Me Damien Varlet est allé beaucoup plus loin. « Depuis que je plaide je n'ai jamais vu un dossier aussi vide pour des réquisitions aussi sévères. C'est la confusion la plus totale. Moi j'attends toujours les preuves. Les déclarations des deux victimes ne sont pas concordantes ». Et de dénoncer la position du ministère public. « On ne sait pas qui a fait quoi, mais je maintiens mes poursuites... Ils ont un casier judiciaire, donc on les condamne, avec même pour certains un mandat de dépôt ». L'avocat autunois n'a pas non plus manqué de rappeler qu'alors que ses clients étaient en garde à vue, leurs familles avaient fait l'objet de menaces de la part de la partie adverse. Après avoir sollicité la relaxe pour les trois autres prévenus, Me Varlet a également noté concernant Anis Zidane « La peine n'est pas adaptée.

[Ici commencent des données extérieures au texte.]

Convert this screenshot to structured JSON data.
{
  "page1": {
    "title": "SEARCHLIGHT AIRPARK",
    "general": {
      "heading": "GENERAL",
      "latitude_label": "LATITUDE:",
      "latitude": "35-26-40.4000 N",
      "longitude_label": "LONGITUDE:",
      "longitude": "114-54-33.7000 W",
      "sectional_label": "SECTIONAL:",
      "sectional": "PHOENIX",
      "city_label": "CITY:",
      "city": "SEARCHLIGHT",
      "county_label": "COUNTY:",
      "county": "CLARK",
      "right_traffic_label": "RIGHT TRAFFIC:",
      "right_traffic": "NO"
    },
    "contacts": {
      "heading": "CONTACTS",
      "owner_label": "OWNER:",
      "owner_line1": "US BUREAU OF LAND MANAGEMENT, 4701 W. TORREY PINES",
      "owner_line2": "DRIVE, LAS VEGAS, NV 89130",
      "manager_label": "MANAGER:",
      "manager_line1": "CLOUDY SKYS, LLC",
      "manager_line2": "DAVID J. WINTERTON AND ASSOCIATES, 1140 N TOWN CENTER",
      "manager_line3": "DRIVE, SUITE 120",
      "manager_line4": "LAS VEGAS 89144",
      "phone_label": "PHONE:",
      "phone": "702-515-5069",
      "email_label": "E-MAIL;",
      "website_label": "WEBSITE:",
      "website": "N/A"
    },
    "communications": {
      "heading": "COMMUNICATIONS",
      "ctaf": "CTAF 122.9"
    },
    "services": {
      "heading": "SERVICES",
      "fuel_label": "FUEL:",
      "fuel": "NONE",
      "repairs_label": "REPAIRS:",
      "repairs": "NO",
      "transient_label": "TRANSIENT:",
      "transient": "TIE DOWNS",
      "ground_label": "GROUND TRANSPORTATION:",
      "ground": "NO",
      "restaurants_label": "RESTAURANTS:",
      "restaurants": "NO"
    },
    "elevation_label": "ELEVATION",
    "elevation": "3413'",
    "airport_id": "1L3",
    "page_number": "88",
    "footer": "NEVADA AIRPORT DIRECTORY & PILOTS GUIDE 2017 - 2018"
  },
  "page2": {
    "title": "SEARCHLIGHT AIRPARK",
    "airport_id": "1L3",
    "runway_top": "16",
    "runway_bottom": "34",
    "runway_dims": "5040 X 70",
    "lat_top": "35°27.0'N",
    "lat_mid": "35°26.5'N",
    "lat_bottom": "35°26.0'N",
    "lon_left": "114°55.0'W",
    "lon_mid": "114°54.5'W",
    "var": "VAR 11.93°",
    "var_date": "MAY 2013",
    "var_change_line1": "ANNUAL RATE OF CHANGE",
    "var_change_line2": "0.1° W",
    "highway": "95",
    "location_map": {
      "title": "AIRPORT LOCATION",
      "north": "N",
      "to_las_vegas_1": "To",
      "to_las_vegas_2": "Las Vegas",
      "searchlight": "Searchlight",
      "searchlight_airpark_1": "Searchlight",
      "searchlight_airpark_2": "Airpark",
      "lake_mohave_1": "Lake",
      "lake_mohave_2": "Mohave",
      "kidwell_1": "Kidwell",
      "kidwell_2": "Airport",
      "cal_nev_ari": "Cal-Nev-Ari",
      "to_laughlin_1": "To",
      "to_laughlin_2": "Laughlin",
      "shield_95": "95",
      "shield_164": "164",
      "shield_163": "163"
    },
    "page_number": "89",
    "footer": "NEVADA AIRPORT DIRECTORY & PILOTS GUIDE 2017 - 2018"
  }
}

Il a dit qu'il était alcoolisé et on n'a même pas demandé une obligation de soins ».

Auparavant le substitut Caroline Mollier avait en effet réclamé le mandat de dépôt pour Anis Zidane et Karim Thabet, afin d'éviter la réitération de faits similaires dans un avenir proche. Ayant requis à l'encontre de Slim Zidane 4 mois de prison avec sursis, d'Hadel Zidane 6 mois de prison, dont 3 mois avec sursis, d'Anis Zidane 10 mois de prison, dont 4 mois avec sursis, et enfin de Karim Thabet 12 mois de prison, dont 2 mois avec sursis. S'adressant au Tribunal la magistrate du parquet, ayant souligné que les quatre mis en cause avaient un casier judiciaire pour violences, avait confié « Votre décision doit être sévère. Il faut que ça s'arrête, parce qu'on en a tous marre, même les deux clans ».